Mandelbaum thought about getting him intoxicated, enticing him into some subterranean chamber and there interring him with freshly laid bricks or even large concrete blocks; he seemed to remember having read something of that sort somewhere. He even went so far as looking through the basement of his apartment house for a suitable nook or cranny, but when it came right down to it, he knew as much about bricklaying as he knew about automobiles. Mandelbaum's huge ham hands had not been often used for any kind of skilled labor.

Poison. Mandelbaum smiled at the writhing body in his mind. He grinned as it clutched at its stomach. He laughed at its coughing blood. And poison Mandelbaum could get. In the supermarket, in the hardware store, in the drug store. Poison was everywhere, there for the taking.

Mandelbaum was happy.

Happy, that is, until into his pleasant dream intruded the realization that revenge is only sweet when the avenger has the pleasure of seeing or at least knowing that the avengee understands that the vengeance has been exacted. An arsenic laced pizza might achieve the desired punitive effect; it might even do so with a certain poetic justice, but what satisfaction would there be did his nemesis fall without ever comprehending that it was Mandelbaum who had exacted this punishment? Without that comprehension what pleasure would there be?

When it came time to leave for the theater for the evening performance, Mandelbaum was no closer to his goal than he had been after reading the offensive critique. As he walked to the subway, he wondered what the others in the cast would say when they saw him. He wondered what he would say in reply.

"How could he omit any mention of your..."

"One man's opinion."

"Critics, what do they..."

"I never read reviews." He would answer and walk as stately as he could in the squatness that was his body to the safety of his dressing room, knowing full well that once he had passed there would be the snickering derision of jealousy.

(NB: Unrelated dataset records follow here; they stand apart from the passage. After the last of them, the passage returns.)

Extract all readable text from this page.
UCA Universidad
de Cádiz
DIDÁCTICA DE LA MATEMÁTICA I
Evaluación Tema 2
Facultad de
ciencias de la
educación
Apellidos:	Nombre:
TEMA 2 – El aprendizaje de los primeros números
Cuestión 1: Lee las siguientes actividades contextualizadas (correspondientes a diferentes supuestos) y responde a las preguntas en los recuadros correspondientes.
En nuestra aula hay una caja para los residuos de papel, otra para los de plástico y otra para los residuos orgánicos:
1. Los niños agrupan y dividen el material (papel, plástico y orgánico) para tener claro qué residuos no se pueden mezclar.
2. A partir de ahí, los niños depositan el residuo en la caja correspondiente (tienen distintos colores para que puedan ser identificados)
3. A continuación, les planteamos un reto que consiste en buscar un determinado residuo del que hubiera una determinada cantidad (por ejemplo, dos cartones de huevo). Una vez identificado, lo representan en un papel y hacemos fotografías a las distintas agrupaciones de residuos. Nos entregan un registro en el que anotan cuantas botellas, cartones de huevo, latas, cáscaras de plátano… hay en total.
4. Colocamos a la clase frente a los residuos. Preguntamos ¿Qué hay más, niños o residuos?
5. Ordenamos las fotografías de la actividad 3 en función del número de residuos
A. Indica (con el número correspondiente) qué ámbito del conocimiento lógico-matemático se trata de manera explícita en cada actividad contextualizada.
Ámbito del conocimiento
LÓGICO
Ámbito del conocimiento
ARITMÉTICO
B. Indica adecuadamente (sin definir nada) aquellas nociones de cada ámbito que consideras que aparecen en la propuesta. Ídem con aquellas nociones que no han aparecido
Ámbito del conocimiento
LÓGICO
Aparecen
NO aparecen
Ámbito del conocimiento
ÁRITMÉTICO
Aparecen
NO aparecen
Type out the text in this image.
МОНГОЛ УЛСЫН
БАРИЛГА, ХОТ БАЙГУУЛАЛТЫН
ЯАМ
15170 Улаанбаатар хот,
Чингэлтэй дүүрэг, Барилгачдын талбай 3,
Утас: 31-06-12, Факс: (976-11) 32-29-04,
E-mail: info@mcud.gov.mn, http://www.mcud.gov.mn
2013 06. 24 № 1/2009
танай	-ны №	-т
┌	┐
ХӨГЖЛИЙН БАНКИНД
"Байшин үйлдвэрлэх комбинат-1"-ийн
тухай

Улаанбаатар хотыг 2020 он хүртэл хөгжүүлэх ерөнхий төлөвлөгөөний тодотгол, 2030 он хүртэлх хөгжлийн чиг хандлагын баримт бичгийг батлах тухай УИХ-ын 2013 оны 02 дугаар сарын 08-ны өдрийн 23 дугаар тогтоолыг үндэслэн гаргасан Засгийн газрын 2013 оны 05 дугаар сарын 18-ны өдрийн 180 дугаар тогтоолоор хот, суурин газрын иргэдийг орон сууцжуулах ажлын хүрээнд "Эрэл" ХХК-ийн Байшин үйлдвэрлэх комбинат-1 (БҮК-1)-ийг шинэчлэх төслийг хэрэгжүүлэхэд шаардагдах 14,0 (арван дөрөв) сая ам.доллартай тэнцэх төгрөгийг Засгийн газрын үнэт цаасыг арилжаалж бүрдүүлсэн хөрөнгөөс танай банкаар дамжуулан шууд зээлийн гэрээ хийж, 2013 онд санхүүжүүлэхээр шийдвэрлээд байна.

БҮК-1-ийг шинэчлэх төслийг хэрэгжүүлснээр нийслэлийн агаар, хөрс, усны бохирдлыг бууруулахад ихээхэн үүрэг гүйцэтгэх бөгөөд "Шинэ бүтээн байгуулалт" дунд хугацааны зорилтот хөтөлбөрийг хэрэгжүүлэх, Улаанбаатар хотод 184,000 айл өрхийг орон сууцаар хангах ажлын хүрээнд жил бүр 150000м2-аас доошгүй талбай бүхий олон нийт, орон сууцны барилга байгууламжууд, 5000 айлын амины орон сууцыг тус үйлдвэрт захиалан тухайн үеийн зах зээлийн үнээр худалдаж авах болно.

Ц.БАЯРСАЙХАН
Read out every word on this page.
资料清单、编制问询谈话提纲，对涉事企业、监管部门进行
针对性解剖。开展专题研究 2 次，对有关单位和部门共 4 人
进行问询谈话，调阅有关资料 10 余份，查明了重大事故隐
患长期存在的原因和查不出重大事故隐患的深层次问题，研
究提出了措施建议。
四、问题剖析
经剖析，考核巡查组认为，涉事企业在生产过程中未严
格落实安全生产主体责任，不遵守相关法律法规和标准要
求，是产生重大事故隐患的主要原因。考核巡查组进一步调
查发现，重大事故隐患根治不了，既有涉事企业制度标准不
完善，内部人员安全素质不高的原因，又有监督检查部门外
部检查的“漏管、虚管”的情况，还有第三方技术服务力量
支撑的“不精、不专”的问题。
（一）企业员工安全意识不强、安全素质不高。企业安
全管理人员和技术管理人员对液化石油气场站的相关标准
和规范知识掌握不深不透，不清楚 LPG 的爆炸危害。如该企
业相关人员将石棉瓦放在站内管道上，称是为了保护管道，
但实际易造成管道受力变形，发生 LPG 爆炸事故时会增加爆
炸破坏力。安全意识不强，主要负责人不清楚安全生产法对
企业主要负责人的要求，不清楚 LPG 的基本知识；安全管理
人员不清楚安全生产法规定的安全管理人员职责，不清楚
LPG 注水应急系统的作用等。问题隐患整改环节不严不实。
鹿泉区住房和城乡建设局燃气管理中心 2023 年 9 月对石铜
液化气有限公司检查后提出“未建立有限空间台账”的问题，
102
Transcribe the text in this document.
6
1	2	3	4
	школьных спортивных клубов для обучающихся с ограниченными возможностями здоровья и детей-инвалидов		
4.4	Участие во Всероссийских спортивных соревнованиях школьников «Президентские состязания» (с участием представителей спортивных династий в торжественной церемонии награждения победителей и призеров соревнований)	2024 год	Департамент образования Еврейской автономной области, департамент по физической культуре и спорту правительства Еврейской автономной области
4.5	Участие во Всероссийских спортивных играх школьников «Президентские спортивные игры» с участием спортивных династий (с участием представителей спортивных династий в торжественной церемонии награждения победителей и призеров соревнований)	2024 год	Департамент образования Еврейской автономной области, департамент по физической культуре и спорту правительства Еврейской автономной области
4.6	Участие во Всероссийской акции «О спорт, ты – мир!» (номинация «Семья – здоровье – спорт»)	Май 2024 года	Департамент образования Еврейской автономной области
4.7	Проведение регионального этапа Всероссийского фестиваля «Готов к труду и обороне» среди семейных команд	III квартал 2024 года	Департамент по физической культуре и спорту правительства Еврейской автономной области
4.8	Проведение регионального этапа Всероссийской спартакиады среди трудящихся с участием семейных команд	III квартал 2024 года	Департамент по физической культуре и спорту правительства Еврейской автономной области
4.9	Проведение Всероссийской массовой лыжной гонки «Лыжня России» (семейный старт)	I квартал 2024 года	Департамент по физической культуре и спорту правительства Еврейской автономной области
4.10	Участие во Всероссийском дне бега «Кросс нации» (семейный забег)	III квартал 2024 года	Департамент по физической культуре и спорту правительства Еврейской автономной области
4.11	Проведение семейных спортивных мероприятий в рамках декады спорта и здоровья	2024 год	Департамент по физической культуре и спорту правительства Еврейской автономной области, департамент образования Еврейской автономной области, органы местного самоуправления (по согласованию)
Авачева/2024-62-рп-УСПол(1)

Their commiseration, their pity was beneath him. Indeed, so too were the opinions of some minuscule minded, aesthetically challenged windbag who, probably as a result of some nepotistic influence, happened to find himself in a position for which he lacked both vocation and qualification. Mandelbaum was above such things: mere flies on the icing of his talent.

And now Mandelbaum understood.

Poison, letters, beatings—these were unnecessary. Revenge was a need for small people. True revenge would be in his art. True revenge would be to show the world the absurdity of the little man's critical evaluation, or in this case the lack thereof, by giving this night and every night, a performance unequaled in the annals of the theatre.

Mandelbaum understood. Mandelbaum's Spinalzo would be a Spinalzo for the ages.